No dia 11 de novembro estiveram animando a tarde com muito som ao vivo e de boa qualidade o forrozão com a banda ‘Meu Xodó’, o bolero e o romantismo com Sandrinha Andrade, o DJ nos intervalos, tendo a presença de mais de 1.500 pessoas ocupando todas as dependências do clube. Era uma promoção do CEPE que estava ajudando a Academia Amazonas Top Team, de Jiu-Jitsu, com a doação de uma feijoada para que duas representantes da academia pudessem arrecadar com as vendas da feijoada algum recurso para a hospedagem, alimentação e translado até o Ginásio do Ibirapuera, onde as atletas Camila Barbosa e Rachel Nunes estarão nos dias 16, 17 e 18 de novembro representando o Estado e a academia no referido campeonato. O presidente Marcos Cavalcante ajuda o mestre V-8 a manter o projeto iniciado na comunidade há mais de sete anos.

O presidente do CEPE, Marcos Cavalcante, junto ao vice-presidente Bartolomeu Costa

“O Clube da Petrobras está aberto para ajudar a comunidade em geral, não só no esporte, mas ajuda também alguém que esteja enfermo e que precisa de ajuda, ninguém cobra nada. O clube faz a doação da feijoada, e a pessoa só tem o trabalho de vender. A própria Petrobras tem outros projetos, como o ‘Violeta’, onde a empresa paga cursos de agentes de portaria, secretariado, na área administrativa. Outro exemplo é o ‘projeto OELA’, no bairro Zumbi dos Palmares, com aulas de Taekwondo, futebol para crianças, zumba. Tem um funcionário da Petrobras, o seu Vinicius, que é assistente social da empresa e é responsável pela fiscalização do investimento que a empresa auxilia nos projetos sociais, culturais e esportivos de todos bairros próximos do clube e de outras zonas da cidade também”, finalizou.

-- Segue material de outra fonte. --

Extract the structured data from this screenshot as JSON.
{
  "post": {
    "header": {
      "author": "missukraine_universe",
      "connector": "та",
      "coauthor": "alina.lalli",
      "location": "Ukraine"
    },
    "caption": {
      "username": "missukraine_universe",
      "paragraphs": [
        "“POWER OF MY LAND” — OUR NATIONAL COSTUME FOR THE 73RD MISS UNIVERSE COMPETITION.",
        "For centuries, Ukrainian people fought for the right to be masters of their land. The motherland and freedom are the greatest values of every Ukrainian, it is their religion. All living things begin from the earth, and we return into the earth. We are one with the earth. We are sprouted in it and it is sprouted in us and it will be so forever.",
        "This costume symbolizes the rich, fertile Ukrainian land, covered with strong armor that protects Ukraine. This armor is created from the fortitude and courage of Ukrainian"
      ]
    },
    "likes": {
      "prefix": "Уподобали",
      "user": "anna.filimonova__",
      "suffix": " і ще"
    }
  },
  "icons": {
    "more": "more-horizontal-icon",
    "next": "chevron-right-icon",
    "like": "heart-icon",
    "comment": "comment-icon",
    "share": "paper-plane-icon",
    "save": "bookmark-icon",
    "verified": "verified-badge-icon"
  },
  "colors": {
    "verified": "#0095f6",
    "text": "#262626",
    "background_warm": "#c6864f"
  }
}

São iniciativas como essa que a direção do CEPE Manaus vai levando o clube a um patamar bem elevado, mantendo o local sempre com boas atrações, gerando receitas para o clube e emprego e renda para os moradores do local. Mostra que quando se faz um trabalho com seriedade e competência, os resultados aparecem. Como mostra o depoimento de um dos frequentadores mais assíduos do local, o industriário Hárlisson Araújo, 25 anos, sócio do clube e que participa de todas as suas atividades.

“O atendimento aqui é muito bom, a água é bem gelada, praticamos o futebol, como uma forma de lazer e de manter a forma, além da estrutura do clube que é uma das melhores de Manaus. Não só eu, mas todos que estão aqui aprovam a administração atual do clube que teve uma melhoria significativa nos últimos anos”.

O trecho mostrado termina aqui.